One of the most difficult issues for a sentencing judge in sentencing in a Colorado sexual assault case – is the decision to grant or to deny probation. The question raised in this article is whether a convicted sex crimes defendant’s decision to exercise his or her right to remain silent under the 5th amendment makes sense in the context of the pre-sentence interview – which by law – has to include the so called SOMB (Sex Offender Management Board) Offender Specific Evaluation (OSE).
The position taken in this article is this – in order to have a successful outcome (obtain probation) at the sentencing hearing – the defendant must be honest and open with both the probation department and the therapist performing the OSE.

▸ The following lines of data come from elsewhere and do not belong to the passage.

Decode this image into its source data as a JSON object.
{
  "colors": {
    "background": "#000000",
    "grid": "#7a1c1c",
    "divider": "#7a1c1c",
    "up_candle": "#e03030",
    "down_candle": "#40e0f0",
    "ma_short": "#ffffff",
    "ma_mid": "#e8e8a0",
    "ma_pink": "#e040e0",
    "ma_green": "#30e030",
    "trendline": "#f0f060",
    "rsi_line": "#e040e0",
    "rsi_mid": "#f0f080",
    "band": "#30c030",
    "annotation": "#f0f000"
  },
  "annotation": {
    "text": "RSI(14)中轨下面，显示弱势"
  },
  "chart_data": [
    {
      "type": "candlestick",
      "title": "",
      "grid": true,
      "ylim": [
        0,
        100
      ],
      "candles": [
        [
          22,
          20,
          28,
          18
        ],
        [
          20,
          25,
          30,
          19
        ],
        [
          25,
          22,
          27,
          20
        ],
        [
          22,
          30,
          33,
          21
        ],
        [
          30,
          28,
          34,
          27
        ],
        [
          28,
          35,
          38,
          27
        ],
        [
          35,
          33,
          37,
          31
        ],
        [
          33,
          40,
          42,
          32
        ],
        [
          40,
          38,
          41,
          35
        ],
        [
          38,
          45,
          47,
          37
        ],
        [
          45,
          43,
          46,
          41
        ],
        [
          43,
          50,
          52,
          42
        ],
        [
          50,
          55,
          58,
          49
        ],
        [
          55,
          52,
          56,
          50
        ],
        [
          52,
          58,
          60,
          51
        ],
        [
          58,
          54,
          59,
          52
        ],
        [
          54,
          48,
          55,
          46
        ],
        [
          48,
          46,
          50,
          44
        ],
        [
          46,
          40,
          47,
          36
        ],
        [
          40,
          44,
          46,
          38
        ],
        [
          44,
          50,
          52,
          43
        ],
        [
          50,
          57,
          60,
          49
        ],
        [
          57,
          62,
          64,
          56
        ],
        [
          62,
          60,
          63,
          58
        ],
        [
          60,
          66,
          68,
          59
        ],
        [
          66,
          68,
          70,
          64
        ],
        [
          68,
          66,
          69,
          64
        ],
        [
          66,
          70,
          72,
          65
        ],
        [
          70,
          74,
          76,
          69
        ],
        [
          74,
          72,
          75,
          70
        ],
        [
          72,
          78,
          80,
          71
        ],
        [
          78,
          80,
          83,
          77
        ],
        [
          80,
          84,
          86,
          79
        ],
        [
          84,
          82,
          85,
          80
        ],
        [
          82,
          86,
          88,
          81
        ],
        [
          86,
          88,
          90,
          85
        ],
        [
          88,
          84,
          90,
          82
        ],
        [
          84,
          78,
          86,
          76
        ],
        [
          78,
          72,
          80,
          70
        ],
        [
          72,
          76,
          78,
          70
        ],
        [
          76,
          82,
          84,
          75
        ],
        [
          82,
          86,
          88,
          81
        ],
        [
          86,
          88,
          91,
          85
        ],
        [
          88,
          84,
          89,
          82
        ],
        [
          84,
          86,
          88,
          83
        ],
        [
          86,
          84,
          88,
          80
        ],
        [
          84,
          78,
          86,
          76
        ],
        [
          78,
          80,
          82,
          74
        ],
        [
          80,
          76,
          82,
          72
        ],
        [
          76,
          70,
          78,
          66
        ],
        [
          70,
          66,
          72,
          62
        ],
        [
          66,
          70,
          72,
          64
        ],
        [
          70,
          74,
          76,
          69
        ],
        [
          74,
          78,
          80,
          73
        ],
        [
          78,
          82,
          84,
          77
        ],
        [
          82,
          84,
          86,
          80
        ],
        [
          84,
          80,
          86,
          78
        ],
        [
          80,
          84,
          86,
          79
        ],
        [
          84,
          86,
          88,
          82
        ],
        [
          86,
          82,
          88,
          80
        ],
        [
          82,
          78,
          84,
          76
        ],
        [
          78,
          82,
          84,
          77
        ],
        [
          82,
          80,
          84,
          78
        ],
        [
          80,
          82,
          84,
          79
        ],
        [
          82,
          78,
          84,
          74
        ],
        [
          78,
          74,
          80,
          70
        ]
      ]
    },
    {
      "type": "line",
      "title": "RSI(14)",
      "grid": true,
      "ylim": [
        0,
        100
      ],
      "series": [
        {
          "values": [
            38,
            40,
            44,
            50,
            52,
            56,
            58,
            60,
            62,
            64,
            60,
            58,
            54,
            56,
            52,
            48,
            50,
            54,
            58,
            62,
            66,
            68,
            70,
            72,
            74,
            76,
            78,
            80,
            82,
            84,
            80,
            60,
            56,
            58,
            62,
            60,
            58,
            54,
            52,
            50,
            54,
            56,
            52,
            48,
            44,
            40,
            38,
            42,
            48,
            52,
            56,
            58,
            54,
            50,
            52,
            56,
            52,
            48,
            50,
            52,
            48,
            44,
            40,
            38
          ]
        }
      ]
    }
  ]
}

While a defendant always has the right to remain silent PRIOR to his or her conviction – with no consequences that can impact a judge or a jury’s decision on the guilt of that defendant – following either a conviction or a plea – the exercise of that right to remain silent following the guilt stage can have devastating consequences.
The invoking of one’s Fifth Amendment right against self-incrimination during the sex offender evaluation can lead to a lengthy – and sometimes – even a life sentence to imprisonment.
In a recent case (2014) decided by the Colorado Court of Appeals – the probation department and the psychosexual evaluator recommended that the defendant be sentenced to probation with sex offender treatment.
In this case – the defense lawyer advised his client to maintain his privilege against self-incrimination because the case – which resulted in a jury verdict of guilty – was on direct appeal.
The Trial AND the Appellate Courts found that an important part of a defendant’s sex offender treatment while on probation was the need to admit responsibility for his criminal misconduct. The sentencing judge – in sentencing the defendant not to probation but to prison – found that a defendant is not entitled to probation under these circumstances because “it comes down to the question of [his] participation in treatment.“
In the Court’s Words:
“If I sentence the defendant to probation, and he continues to exercise his Fifth Amendment rights because he has an appeal, he’s effectively not in treatment. And more than effectively not in treatment, . . . but the rules of the Sex Offender Management Board would require that they terminate his treatment. . . .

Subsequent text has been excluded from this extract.